- Was sehen Sie, Schwester,
wirklich, was sehen Sie?
Wenn Sie mich ansehen,
denken Sie dann: - Eine runzlige alte Frau,
nicht besonders klug,
unsicher in ihrem Verhalten,
die Augen in die Ferne gerichtet, - die ihr Essen verkleckert
und die keine Antwort gibt,
wenn Sie mit lauter Stimme sagen:
"Nun versuchen Sie es doch wenigstens", - die nicht wahrzunehmen scheint,
was Sie mit ihr tun,
und die andauernd
einen Strumpf verliert oder einen Schuh, - die alles mit sich tun lässt,
ohne eigenen Willen,
baden oder füttern,
den ganzen Tag lang. - Ist es das, was Sie denken?
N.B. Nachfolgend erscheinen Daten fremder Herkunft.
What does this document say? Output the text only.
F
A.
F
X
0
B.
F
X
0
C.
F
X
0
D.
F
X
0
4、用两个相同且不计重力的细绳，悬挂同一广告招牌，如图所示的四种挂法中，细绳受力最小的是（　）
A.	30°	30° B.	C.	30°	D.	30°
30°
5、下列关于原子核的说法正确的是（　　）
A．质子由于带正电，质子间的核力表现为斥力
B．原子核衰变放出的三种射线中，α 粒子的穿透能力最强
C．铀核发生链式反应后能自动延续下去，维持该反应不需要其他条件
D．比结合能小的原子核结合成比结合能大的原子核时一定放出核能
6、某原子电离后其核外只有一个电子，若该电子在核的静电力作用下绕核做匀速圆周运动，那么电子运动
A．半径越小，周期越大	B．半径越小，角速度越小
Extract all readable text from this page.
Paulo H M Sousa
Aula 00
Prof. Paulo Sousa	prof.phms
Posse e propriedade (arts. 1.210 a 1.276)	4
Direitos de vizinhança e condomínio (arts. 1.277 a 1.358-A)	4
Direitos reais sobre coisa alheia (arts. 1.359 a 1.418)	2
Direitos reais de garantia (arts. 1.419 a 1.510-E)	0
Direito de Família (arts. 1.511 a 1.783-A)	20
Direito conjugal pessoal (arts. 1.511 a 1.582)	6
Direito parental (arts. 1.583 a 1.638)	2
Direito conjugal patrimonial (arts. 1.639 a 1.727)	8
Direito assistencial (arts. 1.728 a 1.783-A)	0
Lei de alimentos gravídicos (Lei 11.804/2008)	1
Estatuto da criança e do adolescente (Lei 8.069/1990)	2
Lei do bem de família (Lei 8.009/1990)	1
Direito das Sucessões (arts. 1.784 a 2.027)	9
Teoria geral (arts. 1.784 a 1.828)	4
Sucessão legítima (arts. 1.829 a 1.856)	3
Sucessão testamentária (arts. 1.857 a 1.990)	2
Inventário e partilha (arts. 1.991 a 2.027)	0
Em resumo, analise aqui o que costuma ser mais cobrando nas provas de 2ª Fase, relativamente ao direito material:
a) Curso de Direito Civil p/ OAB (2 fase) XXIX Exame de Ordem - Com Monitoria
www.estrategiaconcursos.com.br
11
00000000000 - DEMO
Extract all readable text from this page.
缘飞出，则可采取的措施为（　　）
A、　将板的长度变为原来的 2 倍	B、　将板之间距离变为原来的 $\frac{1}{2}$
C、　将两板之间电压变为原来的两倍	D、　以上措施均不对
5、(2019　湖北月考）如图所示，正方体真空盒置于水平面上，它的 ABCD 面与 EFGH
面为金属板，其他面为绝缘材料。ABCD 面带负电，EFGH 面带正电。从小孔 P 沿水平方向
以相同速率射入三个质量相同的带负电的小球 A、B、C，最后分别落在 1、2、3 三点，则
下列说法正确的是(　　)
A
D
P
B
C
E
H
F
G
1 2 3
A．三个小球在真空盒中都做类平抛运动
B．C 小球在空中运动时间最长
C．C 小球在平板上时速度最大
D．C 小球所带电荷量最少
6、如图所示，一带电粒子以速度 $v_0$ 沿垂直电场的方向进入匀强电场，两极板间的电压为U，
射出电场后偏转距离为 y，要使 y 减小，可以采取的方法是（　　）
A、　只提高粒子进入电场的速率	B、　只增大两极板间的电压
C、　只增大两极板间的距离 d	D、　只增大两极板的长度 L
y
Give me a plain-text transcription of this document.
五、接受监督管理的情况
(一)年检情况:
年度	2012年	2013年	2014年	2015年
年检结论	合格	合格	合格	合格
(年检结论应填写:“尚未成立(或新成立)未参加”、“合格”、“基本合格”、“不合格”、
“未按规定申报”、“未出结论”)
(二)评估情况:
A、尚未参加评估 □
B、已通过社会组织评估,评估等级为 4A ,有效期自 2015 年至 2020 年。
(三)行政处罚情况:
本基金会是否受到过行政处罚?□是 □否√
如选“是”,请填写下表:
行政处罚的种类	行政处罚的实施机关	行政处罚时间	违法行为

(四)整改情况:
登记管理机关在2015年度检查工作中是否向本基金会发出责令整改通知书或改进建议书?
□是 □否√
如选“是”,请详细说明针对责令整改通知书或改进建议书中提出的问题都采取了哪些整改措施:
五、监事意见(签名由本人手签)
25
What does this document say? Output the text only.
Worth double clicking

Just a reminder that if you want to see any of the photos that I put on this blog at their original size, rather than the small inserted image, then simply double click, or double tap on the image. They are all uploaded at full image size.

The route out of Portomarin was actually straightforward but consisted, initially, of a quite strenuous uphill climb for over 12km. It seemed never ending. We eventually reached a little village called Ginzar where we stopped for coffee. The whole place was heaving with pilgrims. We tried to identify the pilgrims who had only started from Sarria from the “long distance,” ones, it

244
Ist es das, was Sie sehen?
Schwester, öffnen Sie die Augen!
Sie schauen mich ja gar nicht an. - Ich will Ihnen sagen, wer ich
bin,
die ich hier so still sitze,
die ich Ihren Befehlen folge,
die ich esse, wann Sie es wollen. - Ich bin ein Kind von zehn Jahren,
mit Vater und Mutter,
mit Brüdern und Schwestern —
sie alle lieben sich. - Ich bin ein junges Mädchen
von sechzehn,
mit Flügeln an den Füßen,
träumend, dass es nun bald
einen Geliebten findet. - Ich bin zwanzig und Braut,
mein Herz macht Sprünge,
und ich denke an das Versprechen,
das ich gegeben habe. - Ich bin fünfundzwanzig
habe nun selbst Kinder,
die mich brauchen
für ein glückliches Zuhause. - Ich bin eine junge Frau von dreißig,
meine Kleinen wachsen schnell.
Sie sind miteinander verbunden
durch Bande, die immer halten. - Ich bin vierzig, meine Kinder
fast erwachsen,
sie gehen fort von daheim.
Aber mein Mann steht mir zur Seite,
und er achtet darauf, dass ich nicht weine. - Ich bin fünfzig, und wieder
spielen Babys auf meinen Knien,
und wieder leben wir mit Kindern,
mein lieber Mann und ich. - Es kommen dunkle Tage,
mein Mann ist tot.
Ich blicke in die Zukunft
und mich schüttelt die Angst. - Denn meine Kinderhaben viel zu
tun,
sie ziehen jetzt selber Kinder groß,
und ich denke an die vergangenen Jahre
und die Liebe, die mich umfing. - Nun bin ich eine alte Frau,
und die Natur ist grausam,
sie macht, dass wir
aussehen wie Narren. - Der Körper ist verfallen,
Schönheit und Kraft sind dahin.
Und wo einst mein Herz schlug,
ist nur noch ein Stein. - Aber in diesem Leib
wohnt noch immer das junge Mädchen.
Und bisweilen freut sich
mein geplagtes Herz. - Dann erinnere ich mich der Freunde,
ich erinnere mich der Not.
Und ich liebe und lebe
mein Leben noch einmal. - Ich gedenke der Jahre:
zu wenige und zu rasch verflogen.
Aber ich weiß auch,
dass nichts ewig dauern kann. - Darum Schwester, öffnen Sie
Ihre Augen
und schauen Sie,
sehen Sie nicht die schrumpelige alte Frau
schauen Sie genauer—sehen Sie mich.
Dieses
Gedicht wurde unter den persönlichen Habseligkeiten
einer alten Frau gefunden, die in einem englischen Altenheim
gestorben war. In ihren letzten Lebensjahren hatte sie
nicht mehr sprechen können, aber gelegentlich hatte man
gesehen, dass sie schrieb.
Die
deutsche Fassung besorgte Gertraude Waechter.